Книга Моя любовь когда-нибудь очнется, страница 21. Автор книги Чарльз Мартин

Разделитель для чтения книг в онлайн библиотеке

Онлайн книга «Моя любовь когда-нибудь очнется»

Cтраница 21

Брайс тем временем снова вернулся в трейлер. Вышел он оттуда уже без паяльной лампы, зато в каждой руке у него было по банке пива. Одну из них он протянул мне, и мы стали смотреть, как догорает деревянный каркас экрана. Когда от него остались одни головешки, Брайс отсалютовал мне своим пивом:

– Ну, за искусство!


Уже давно стемнело, когда я наконец завел грузовичок и тронулся в обратный путь. Когда я проезжал мимо летнего театра, в нем было тихо и темно, и я, немного подумав, свернул на обочину. Машина остановилась, Блу поднял голову, зевнул во всю пасть, тяжело вздохнул, как умеют только собаки, и перебрался в кузов. Я заглушил двигатель и некоторое время сидел в полной тишине.

Однажды после концерта в летнем театре мы с Мэгги долго не могли уснуть. Мы лежали в кровати, слишком взбудораженные, чтобы отдыхать, да и в ушах у нас еще звенело от музыки и аплодисментов. Мы обливались потом, буквально утопали в чернильном мраке жаркой и душной летней ночи – и не могли сомкнуть глаз. В какой-то момент Мэгги спросила, почему я молчу, и я решил воспользоваться случаем и рассказать ей о том, что было у меня на уме.

– Когда я вижу выходящих на сцену музыкантов, – сказал я, – я часто думаю о Маленьком Барабанщике – о том, как он стоял и, робея, предлагал Царю Царей свой дар. Единственное, что у него было. Мне всегда хотелось знать, как это происходило. Нарушал ли тишину только звук барабана или животные в хлеву переступали с ноги на ногу, шуршали подстилкой, жевали сено?.. Где был в это время Иосиф?.. Спал ли Иисус перед тем, как улыбнуться?.. А улыбка… Что Он почувствовал, когда маленький мальчик стал играть для Него на своем барабане? Иногда… иногда мне хочется, как Маленькому Барабанщику, вывернуть свою душу наизнанку, выжать ее до капли… а потом вдруг почувствовать, что это – чем бы «это» ни было – и есть мой единственный, мой скромный и самый драгоценный дар.

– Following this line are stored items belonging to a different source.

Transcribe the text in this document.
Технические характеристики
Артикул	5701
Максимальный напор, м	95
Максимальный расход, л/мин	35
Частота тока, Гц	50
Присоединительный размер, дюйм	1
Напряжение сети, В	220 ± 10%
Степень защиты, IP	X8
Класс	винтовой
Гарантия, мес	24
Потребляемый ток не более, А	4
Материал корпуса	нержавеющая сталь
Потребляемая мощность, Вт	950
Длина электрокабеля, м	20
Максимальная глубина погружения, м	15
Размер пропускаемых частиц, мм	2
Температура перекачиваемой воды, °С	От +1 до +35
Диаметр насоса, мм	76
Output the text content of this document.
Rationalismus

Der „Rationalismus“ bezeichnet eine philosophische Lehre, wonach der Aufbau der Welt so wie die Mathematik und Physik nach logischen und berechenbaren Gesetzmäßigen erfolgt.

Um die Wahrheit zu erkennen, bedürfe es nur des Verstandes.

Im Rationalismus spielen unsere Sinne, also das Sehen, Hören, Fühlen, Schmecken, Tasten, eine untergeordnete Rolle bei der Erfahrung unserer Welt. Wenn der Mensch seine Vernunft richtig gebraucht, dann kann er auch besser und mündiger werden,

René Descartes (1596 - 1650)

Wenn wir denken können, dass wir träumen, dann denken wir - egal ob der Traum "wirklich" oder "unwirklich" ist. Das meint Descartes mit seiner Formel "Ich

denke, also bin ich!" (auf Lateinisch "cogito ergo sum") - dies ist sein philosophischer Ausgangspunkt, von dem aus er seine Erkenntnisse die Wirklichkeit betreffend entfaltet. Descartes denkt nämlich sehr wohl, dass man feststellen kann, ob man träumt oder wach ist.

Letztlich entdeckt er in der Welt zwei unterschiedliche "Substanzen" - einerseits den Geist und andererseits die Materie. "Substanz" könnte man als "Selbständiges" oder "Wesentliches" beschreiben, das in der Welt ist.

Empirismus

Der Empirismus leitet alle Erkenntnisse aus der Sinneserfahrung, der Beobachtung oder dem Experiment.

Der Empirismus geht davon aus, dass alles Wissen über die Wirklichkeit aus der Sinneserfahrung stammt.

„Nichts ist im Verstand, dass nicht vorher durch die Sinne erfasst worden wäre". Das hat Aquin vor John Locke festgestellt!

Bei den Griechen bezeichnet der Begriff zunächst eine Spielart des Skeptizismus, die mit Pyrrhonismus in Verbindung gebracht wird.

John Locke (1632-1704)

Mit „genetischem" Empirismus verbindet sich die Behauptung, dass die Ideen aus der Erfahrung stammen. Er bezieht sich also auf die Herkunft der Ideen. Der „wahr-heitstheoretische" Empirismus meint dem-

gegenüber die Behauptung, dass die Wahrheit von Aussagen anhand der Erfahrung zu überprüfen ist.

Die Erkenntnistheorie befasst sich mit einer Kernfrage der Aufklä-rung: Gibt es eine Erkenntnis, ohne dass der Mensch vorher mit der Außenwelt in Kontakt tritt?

Приподнявшись на подушке, я показал рукой в черноту за окном – туда, где находился летний театр.

– Все эти артисты и музыканты, которые стоят перед публикой… нет, перед всем миром, когда в воздухе еще звучат последние ноты… Мне кажется, именно в эти секунды они осознают, что делают то самое дело, ради которого появились на свет. Это видно по их глазам, по их лицам. Их дар принят, и они знают, чувствуют, что такое настоящая жизнь. Те несколько мгновений, когда поклонники начинают аплодировать, а Царь Вселенной улыбается, – это и есть жизнь. Я… я иногда спрашиваю себя, каково это – сыграть на своем барабане для великого Царя, для Бога? Что чувствовал Маленький Барабанщик? Может быть он, как Паваротти, отложил ноты и, остановившись на середине такта, прислушался к затихающим звукам? Понял ли он, какое волшебство, какое чудо происходит в эти мгновения, или оно так и осталось незамеченным?..

Я думал, Мэгги высмеет меня, может быть, даже скажет, чтобы я перестал нести чушь. Но Мэгги не стала смеяться. Когда я замолчал, она провела ладонью по моим волосам, закинула на меня руку и ногу и прижалась грудью к моей груди.

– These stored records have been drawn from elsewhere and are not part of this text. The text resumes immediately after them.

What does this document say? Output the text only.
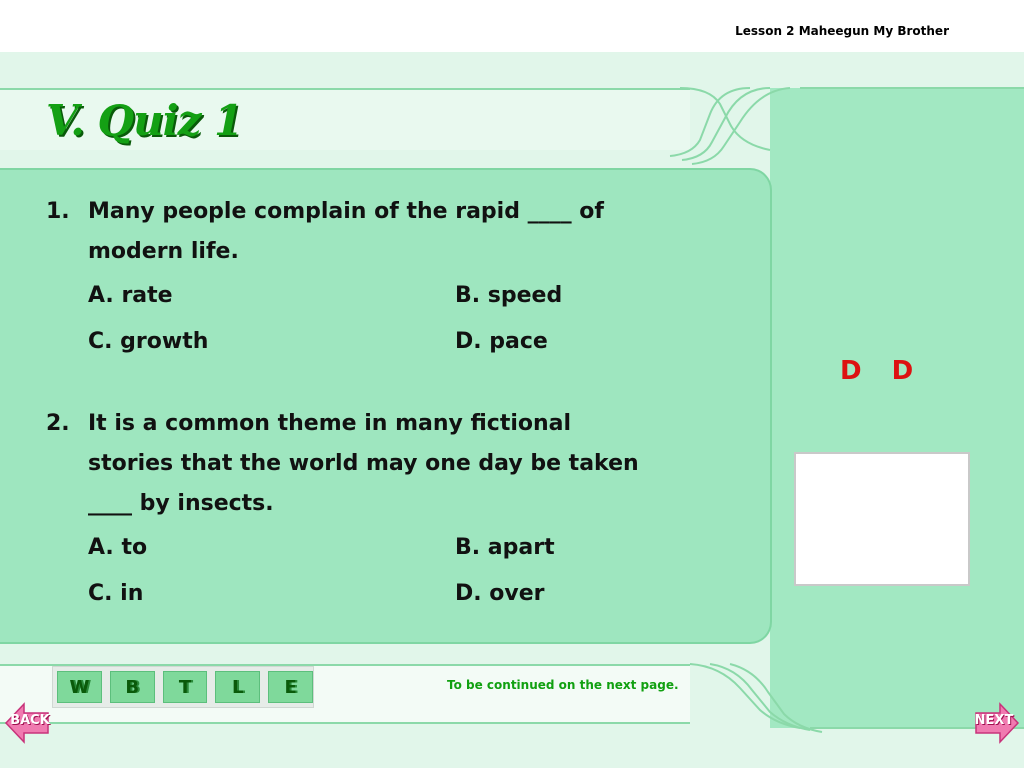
Lesson 2 Maheegun My Brother
V. Quiz 1
1. Many people complain of the rapid ____ of
modern life.
A. rate	B. speed
C. growth	D. pace
2. It is a common theme in many fictional
stories that the world may one day be taken
____ by insects.
A. to	B. apart
C. in	D. over
D D
W	B	T	L	E	To be continued on the next page.
BACK	NEXT
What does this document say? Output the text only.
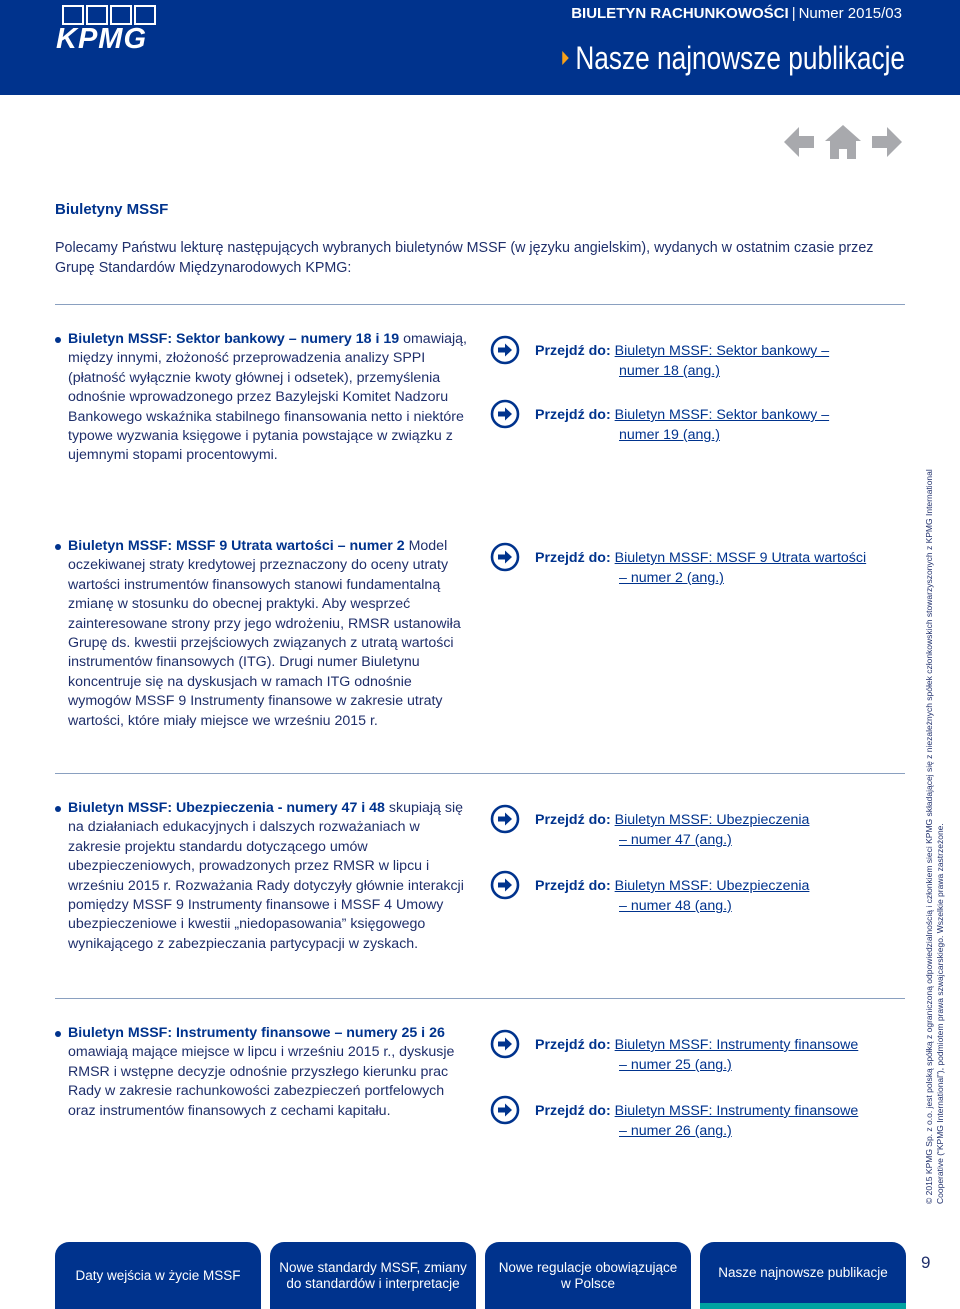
KPMG
BIULETYN RACHUNKOWOŚCI | Numer 2015/03
Nasze najnowsze publikacje
Biuletyny MSSF
Polecamy Państwu lekturę następujących wybranych biuletynów MSSF (w języku angielskim), wydanych w ostatnim czasie przez Grupę Standardów Międzynarodowych KPMG:
Biuletyn MSSF: Sektor bankowy – numery 18 i 19 omawiają, między innymi, złożoność przeprowadzenia analizy SPPI (płatność wyłącznie kwoty głównej i odsetek), przemyślenia odnośnie wprowadzonego przez Bazylejski Komitet Nadzoru Bankowego wskaźnika stabilnego finansowania netto i niektóre typowe wyzwania księgowe i pytania powstające w związku z ujemnymi stopami procentowymi.
Przejdź do: Biuletyn MSSF: Sektor bankowy –
numer 18 (ang.)
Przejdź do: Biuletyn MSSF: Sektor bankowy –
numer 19 (ang.)
Biuletyn MSSF: MSSF 9 Utrata wartości – numer 2 Model oczekiwanej straty kredytowej przeznaczony do oceny utraty wartości instrumentów finansowych stanowi fundamentalną zmianę w stosunku do obecnej praktyki. Aby wesprzeć zainteresowane strony przy jego wdrożeniu, RMSR ustanowiła Grupę ds. kwestii przejściowych związanych z utratą wartości instrumentów finansowych (ITG). Drugi numer Biuletynu koncentruje się na dyskusjach w ramach ITG odnośnie wymogów MSSF 9 Instrumenty finansowe w zakresie utraty wartości, które miały miejsce we wrześniu 2015 r.
Przejdź do: Biuletyn MSSF: MSSF 9 Utrata wartości
– numer 2 (ang.)
Biuletyn MSSF: Ubezpieczenia - numery 47 i 48 skupiają się na działaniach edukacyjnych i dalszych rozważaniach w zakresie projektu standardu dotyczącego umów ubezpieczeniowych, prowadzonych przez RMSR w lipcu i wrześniu 2015 r. Rozważania Rady dotyczyły głównie interakcji pomiędzy MSSF 9 Instrumenty finansowe i MSSF 4 Umowy ubezpieczeniowe i kwestii „niedopasowania” księgowego wynikającego z zabezpieczania partycypacji w zyskach.
Przejdź do: Biuletyn MSSF: Ubezpieczenia
– numer 47 (ang.)
Przejdź do: Biuletyn MSSF: Ubezpieczenia
– numer 48 (ang.)
Biuletyn MSSF: Instrumenty finansowe – numery 25 i 26 omawiają mające miejsce w lipcu i wrześniu 2015 r., dyskusje RMSR i wstępne decyzje odnośnie przyszłego kierunku prac Rady w zakresie rachunkowości zabezpieczeń portfelowych oraz instrumentów finansowych z cechami kapitału.
Przejdź do: Biuletyn MSSF: Instrumenty finansowe
– numer 25 (ang.)
Przejdź do: Biuletyn MSSF: Instrumenty finansowe
– numer 26 (ang.)	© 2015 KPMG Sp. z o.o. jest polską spółką z ograniczoną odpowiedzialnością i członkiem sieci KPMG składającej się z niezależnych spółek członkowskich stowarzyszonych z KPMG International Cooperative (“KPMG International”), podmiotem prawa szwajcarskiego. Wszelkie prawa zastrzeżone.
Daty wejścia w życie MSSF
Nowe standardy MSSF, zmiany do standardów i interpretacje
Nowe regulacje obowiązujące w Polsce
Nasze najnowsze publikacje	9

– А у тебя было когда-нибудь такое чувство? Ну, такое, о котором ты только что говорил?

– Думаю, да.

– Когда?

Прежде чем ответить, я некоторое время смотрел на потолочный вентилятор, загипнотизированный оптическим обманом, когда кажется, будто слишком быстро вращающиеся лопасти начинают крутиться в обратном направлении.

– Когда я преподавал. К сожалению, это случилось всего один или два раза, но это было. И я до сих пор помню, что́ я тогда испытал.

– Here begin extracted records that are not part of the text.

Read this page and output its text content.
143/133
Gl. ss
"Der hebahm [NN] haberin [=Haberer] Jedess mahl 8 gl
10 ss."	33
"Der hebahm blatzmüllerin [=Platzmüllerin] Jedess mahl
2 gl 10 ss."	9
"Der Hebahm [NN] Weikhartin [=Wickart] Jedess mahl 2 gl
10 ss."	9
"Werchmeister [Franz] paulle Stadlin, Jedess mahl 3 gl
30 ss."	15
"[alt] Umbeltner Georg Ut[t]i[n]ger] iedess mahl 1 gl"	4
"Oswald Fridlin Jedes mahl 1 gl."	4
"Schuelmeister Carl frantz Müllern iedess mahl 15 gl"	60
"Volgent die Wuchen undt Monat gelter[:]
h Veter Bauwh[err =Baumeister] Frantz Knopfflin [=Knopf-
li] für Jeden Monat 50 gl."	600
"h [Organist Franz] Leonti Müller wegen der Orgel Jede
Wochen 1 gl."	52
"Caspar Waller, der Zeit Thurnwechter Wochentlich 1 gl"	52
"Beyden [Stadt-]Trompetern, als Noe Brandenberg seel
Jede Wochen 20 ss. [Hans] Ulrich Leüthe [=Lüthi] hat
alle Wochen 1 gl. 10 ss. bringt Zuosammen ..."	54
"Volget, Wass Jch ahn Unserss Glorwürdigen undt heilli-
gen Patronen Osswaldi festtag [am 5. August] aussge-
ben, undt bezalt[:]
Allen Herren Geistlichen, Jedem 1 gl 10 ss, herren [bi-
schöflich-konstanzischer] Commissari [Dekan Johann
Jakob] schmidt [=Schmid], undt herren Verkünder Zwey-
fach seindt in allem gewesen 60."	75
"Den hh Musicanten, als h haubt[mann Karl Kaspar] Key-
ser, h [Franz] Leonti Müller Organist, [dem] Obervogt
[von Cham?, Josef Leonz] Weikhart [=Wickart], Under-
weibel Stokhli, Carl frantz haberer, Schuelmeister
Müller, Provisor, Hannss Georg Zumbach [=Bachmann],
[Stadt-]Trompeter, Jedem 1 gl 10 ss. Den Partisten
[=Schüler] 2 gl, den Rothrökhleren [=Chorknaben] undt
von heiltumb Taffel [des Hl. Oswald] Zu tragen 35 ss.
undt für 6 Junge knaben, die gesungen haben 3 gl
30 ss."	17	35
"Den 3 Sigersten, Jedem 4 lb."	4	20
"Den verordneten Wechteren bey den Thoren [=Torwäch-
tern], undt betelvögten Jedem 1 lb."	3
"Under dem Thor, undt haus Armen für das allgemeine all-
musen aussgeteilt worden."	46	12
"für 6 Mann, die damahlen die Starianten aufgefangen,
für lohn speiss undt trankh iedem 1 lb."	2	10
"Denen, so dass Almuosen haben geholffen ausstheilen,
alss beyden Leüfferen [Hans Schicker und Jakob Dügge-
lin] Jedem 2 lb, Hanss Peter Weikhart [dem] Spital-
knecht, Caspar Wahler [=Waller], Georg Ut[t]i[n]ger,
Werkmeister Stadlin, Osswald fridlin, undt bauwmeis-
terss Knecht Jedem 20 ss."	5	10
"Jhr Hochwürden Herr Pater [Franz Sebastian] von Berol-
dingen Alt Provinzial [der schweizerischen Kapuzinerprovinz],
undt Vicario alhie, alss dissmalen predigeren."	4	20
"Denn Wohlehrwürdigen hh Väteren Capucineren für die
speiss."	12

После этого разговора прошло несколько дней, и вот как-то вечером Мэгги уложила в большой бумажный пакет бутерброды, усадила меня в грузовичок, завязала мне глаза и куда-то повезла.

– Куда мы едем? – спросил я.

Мэгги, не отвечая, продолжала сосредоточенно крутить рулевое колесо, и после пятнадцати минут крутых разворотов и «кратчайших путей» мы наконец прибыли на место. Остановив машину, Мэгги взяла меня за руку и подвела к каким-то воротам. Там она некоторое время звенела ключами, отпирая довольно-таки ржавый (судя по звуку) замок. Наконец она справилась с ним и, освободив звякнувшую цепь, со скрипом приоткрыла одну створку. Мы двинулись дальше и ярдов через сто достигли каких-то ступеней. Когда мы поднялись на самый верх, я сразу почувствовал, что пол у меня под ногами стал другим – ступени были бетонными, а сейчас я шел по какому-то более мягкому, возможно, дощатому, покрытию, под которым, похоже, была пустота.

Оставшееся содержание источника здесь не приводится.